Mumsnet has not checked the qualifications of anyone posting here. If you need help urgently or expert advice, please see our domestic violence webguide and/or relationships webguide. Many Mumsnetters experiencing domestic abuse have found this thread helpful: Listen up, everybody

Anyone finding their feet after marriage ended?

643 replies

Chocolatepencil · 05/10/2022 10:41

Hello, just thought I’d see if anyone is still relatively new in finding their feet after their marriage ended?

The separation from him was fairly easy to deal with as it had got toxic but the breakdown of my family unit is something I’ve struggled with - although getting there - and looking forward to Christmas!

Any one care to join a thread about it? ☕

OP posts:
ThePredictableScript · 22/12/2022 12:09

@Always4Brenner its great how strong, happy and determined you are feeling.. like others have said its common for men to react like this, they get so used to you being a doormat that when you up and leave they get a shock, men don't believe a woman will leave, why would she as she hasn't left so far. Definitely turn off your phone or block or buy a burner phone thats just for him and put it in a drawer. Don't let him have any control over you now or else you might as well still be in that relationship with him. I'm so happy you're happy 😊
My stbx has finally got a place, well his parents sorted it all for him of course. Found out last night and spiralled a bit, went on a 10pm walk to calm me. Cried a bit and feel very down today which is a shame at xmas half term but better days are coming. I have to go through this to be free and get to the other side. Trauma bonds and attachment issues are strong though.

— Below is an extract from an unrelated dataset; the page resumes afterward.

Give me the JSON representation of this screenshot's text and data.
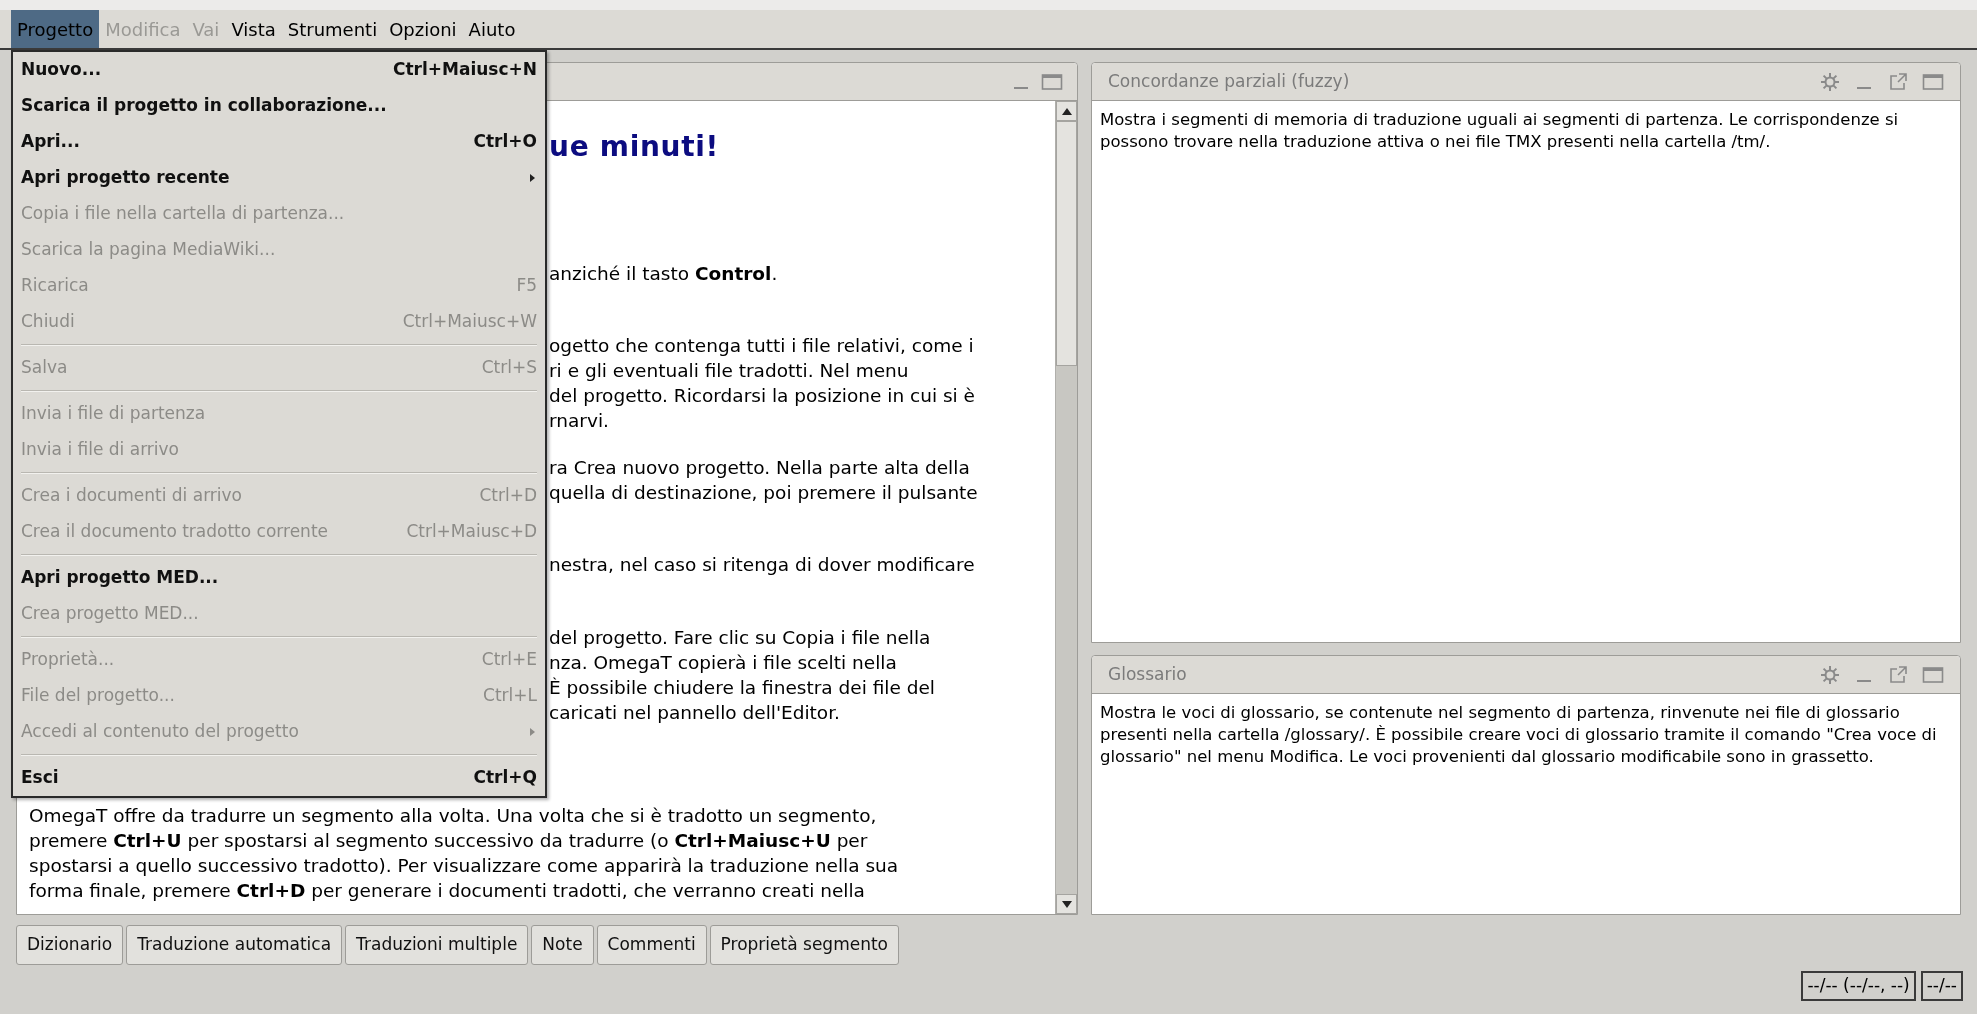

Always4Brenner · 22/12/2022 15:21

threeandmeandthedog · 22/12/2022 10:05

@Always4Brenner could you block his number for Xmas eve and Xmas day and the unblock it when you are comfortable to accept his communication? It’s horribly anxiety inducing when you are expecting communication from him that will be difficult
to manage or that you know will upset you

I’m going to ignore calls from him for now and I’m changing my hairdresser’s as well so I don’t travel to my old town bingo I’ll have miss for a few months untill things get easier and he’s not hoping I go back to him. Thank you anyway.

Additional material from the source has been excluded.